Before surveying the snow and reach of the outage, I opened our refrigerator for fifteen seconds, grabbing the leftover chicken, corn salad and soup, the last bits of a leftover pot roast, and a carton of milk. That's about all you want to risk, not knowing how long the power will be out, and wanting to keep everything cold for as long as possible. I took metal bowls and packed them with snow, placing them in the bottom of a large camping cooler, which was left outside on our front porch. Everything pulled from the fridge went into the cooler and I knew this would be enough to feed us for at least two days -- about the length of time I'd feel comfortable leaving the fridge without power, and then I'd have to consider cooking everything perishable in there and keeping it on ice on the porch. It sounds a little crazy, assuming days and not hours to get an outage fixed, but where we live is not considered a high priority fix when massive outages happen. Brock was in no condition to be moving around or walking to a cold weather shelter, so you hunker-down and do whatever needs to be done.

Keep Calm and Scrapbook, plus other power outage must-haves - Photos by Wasabi Prime
 Whatever needing to be done can include scrapbooking. Don't judge me, but I needed to keep busy and glue sticks are fun. It was like an analog version of Pinterest and the radio news stories were getting old. Brock was able to get our one emergency appliance working, an indoor kerosene heater. I have to say it makes you feel like a normal person in your own home, not freezing to death in the living room.
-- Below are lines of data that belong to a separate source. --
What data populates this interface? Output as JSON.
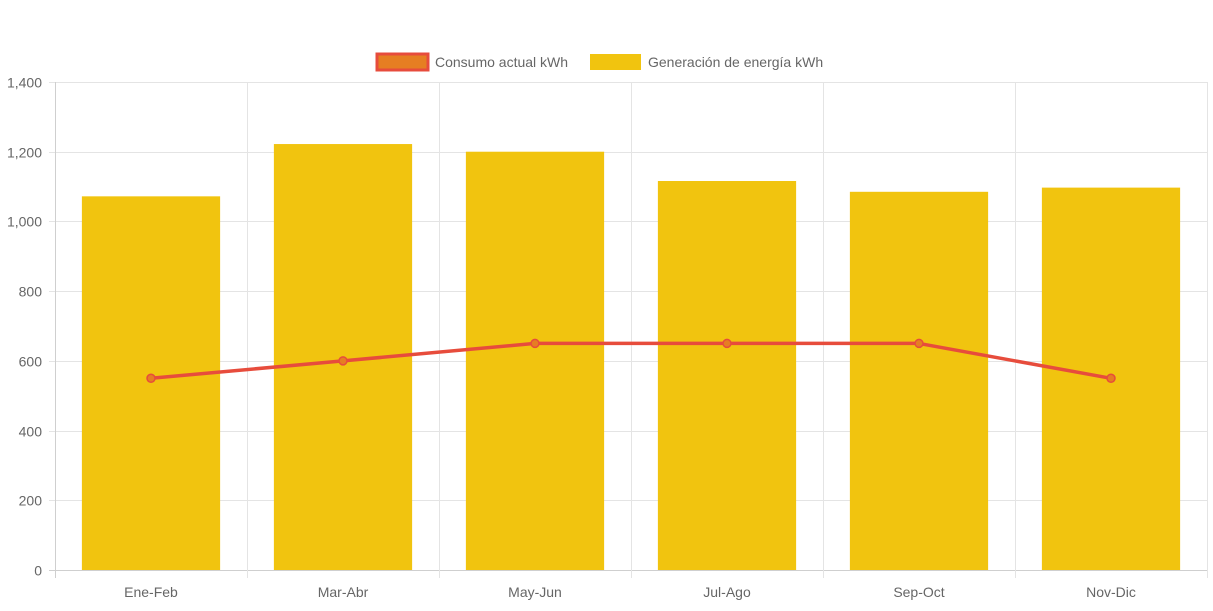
{
  "chart_data": {
    "type": "bar",
    "categories": [
      "Ene-Feb",
      "Mar-Abr",
      "May-Jun",
      "Jul-Ago",
      "Sep-Oct",
      "Nov-Dic"
    ],
    "series": [
      {
        "name": "Consumo actual kWh",
        "type": "line",
        "values": [
          550,
          600,
          650,
          650,
          650,
          550
        ],
        "color": "#e74c3c",
        "fill": "#e67e22"
      },
      {
        "name": "Generación de energía kWh",
        "type": "bar",
        "values": [
          1072,
          1222,
          1200,
          1116,
          1085,
          1097
        ],
        "color": "#f1c40f"
      }
    ],
    "yticks": [
      "0",
      "200",
      "400",
      "600",
      "800",
      "1,000",
      "1,200",
      "1,400"
    ],
    "ylim": [
      0,
      1400
    ],
    "grid": true,
    "legend": "top-center",
    "title": "",
    "xlabel": "",
    "ylabel": ""
  }
}
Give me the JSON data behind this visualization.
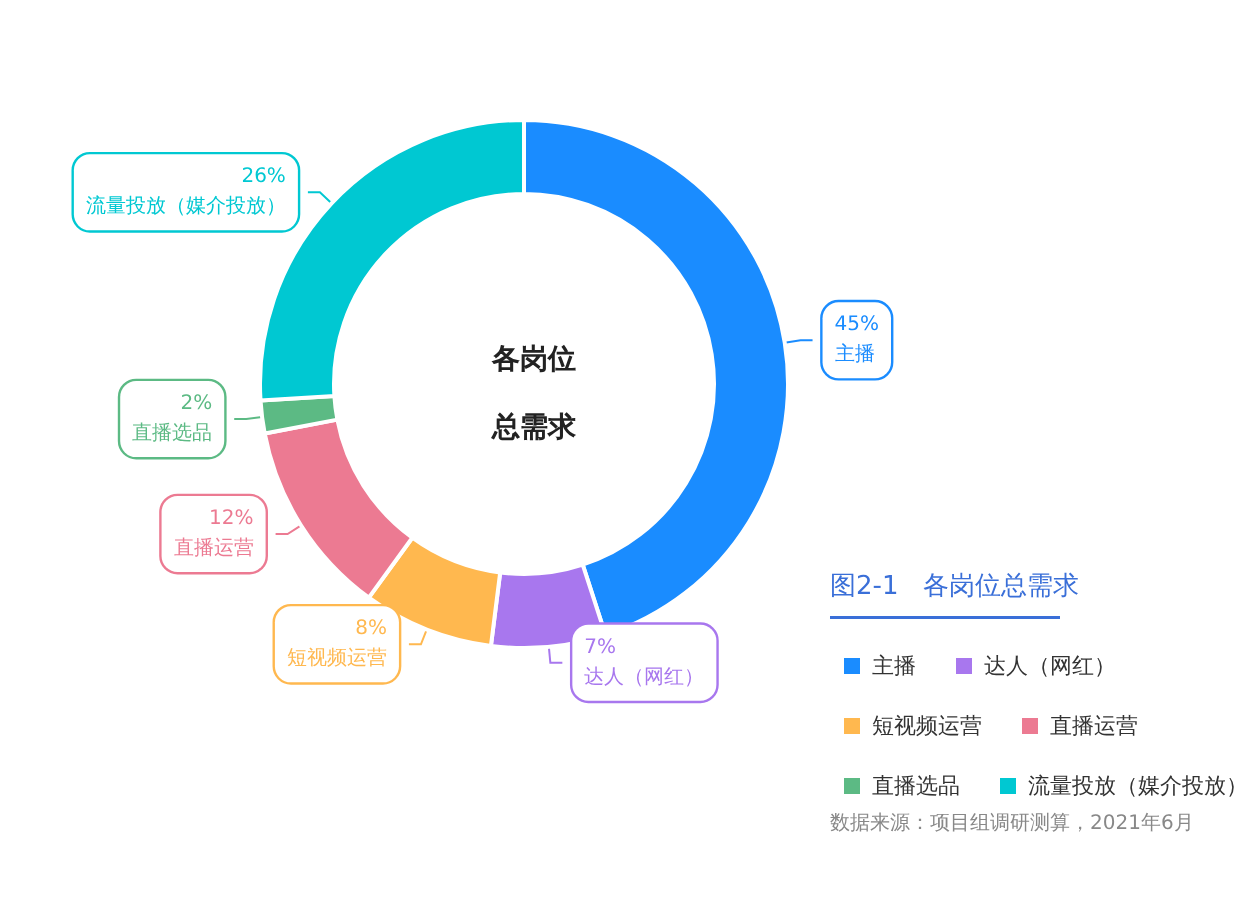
{
  "chart_data": {
    "type": "donut",
    "title": "各岗位总需求",
    "legend_title": "图2-1   各岗位总需求",
    "categories": [
      "主播",
      "达人（网红）",
      "短视频运营",
      "直播运营",
      "直播选品",
      "流量投放（媒介投放）"
    ],
    "values": [
      45,
      7,
      8,
      12,
      2,
      26
    ],
    "colors": [
      "#1a8cff",
      "#a877ee",
      "#ffb84f",
      "#ec7a92",
      "#5cba84",
      "#00c8d2"
    ],
    "value_labels": [
      "45%",
      "7%",
      "8%",
      "12%",
      "2%",
      "26%"
    ],
    "legend": "bottom right",
    "annotations": [
      "数据来源：项目组调研测算，2021年6月"
    ]
  }
}
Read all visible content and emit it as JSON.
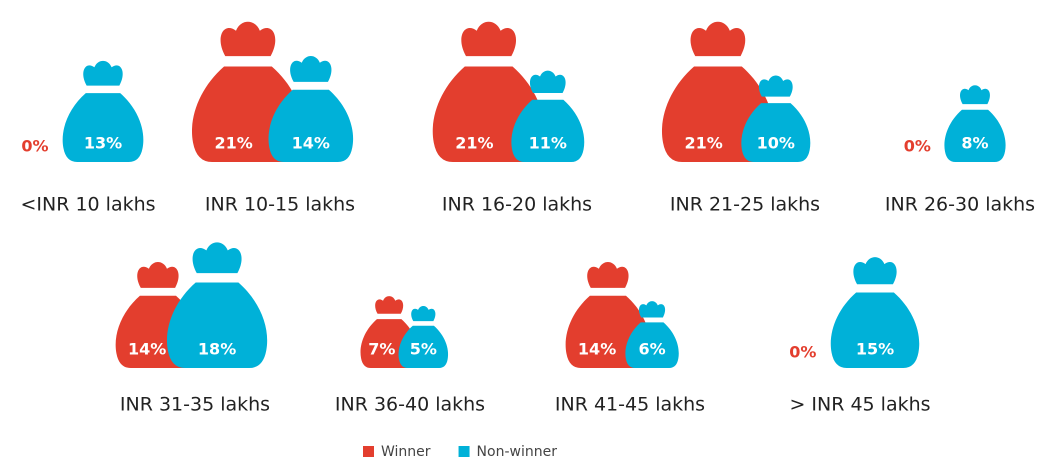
{
  "chart_data": {
    "type": "pictograph",
    "categories": [
      "<INR 10 lakhs",
      "INR 10-15 lakhs",
      "INR 16-20 lakhs",
      "INR 21-25 lakhs",
      "INR 26-30 lakhs",
      "INR 31-35 lakhs",
      "INR 36-40 lakhs",
      "INR 41-45 lakhs",
      "> INR 45 lakhs"
    ],
    "series": [
      {
        "name": "Winner",
        "color": "#e33e2e",
        "values": [
          0,
          21,
          21,
          21,
          0,
          14,
          7,
          14,
          0
        ],
        "value_labels": [
          "0%",
          "21%",
          "21%",
          "21%",
          "0%",
          "14%",
          "7%",
          "14%",
          "0%"
        ]
      },
      {
        "name": "Non-winner",
        "color": "#00b1d8",
        "values": [
          13,
          14,
          11,
          10,
          8,
          18,
          5,
          6,
          15
        ],
        "value_labels": [
          "13%",
          "14%",
          "11%",
          "10%",
          "8%",
          "18%",
          "5%",
          "6%",
          "15%"
        ]
      }
    ],
    "legend": "bottom"
  }
}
And to repeat, it's indoor-safe; there's some fumes, but you leave a window partially opened to vent fumes and we only run it a few hours at a time. The propane burner Brock usually uses for brewing beer was set up on our porch, which became our ad hoc kitchen. We could have used our backyard BBQ, but snow was melting and ice was falling in large chunks, and we have an uncovered patio. Didn't need to add "headwound" or "massive concussion" to an already growing list of medical issues between us. We could boil water and keep it hot in a thermos for tea, as well as make French press coffee (thank god!). And the burner did a fine job of reheating the leftovers, which went from separate dishes to a hearty Southwest chicken stew. You'd never think this was a power outage meal, but it was. 

Dark times call for tasty meals - Photo by Wasabi Prime
We enjoyed our meals by candlelight, played some card games and reacquainted ourselves with Solitaire, like with real playing cards and not the thing you play on the computer, pretending to work. Of course, the power eventually came back on, thankfully it was just about 24 hours for us, which was a miracle compared to many who were without power for days. When we heard the low buzz and sudden "blip" of the kitchen microwave come on, half of me was cheering, but the other half stayed wary. We kept all the flashlights handy and the hand-crank radio close by. I left the propane stove and cooler on the porch just in case. The snow in the cooler never even melted, so that was comforting to know how insulated a basic beer cooler can be.

When something like a big power outage happens and you're basically trapped in your own home, not knowing when the lights will work again, you revolve that much more closely around food. It's the time of the day where you can feel normal again, just having a hot meal. All I can say is, it's been real, Winter -- let's not do this again anytime soon, okay?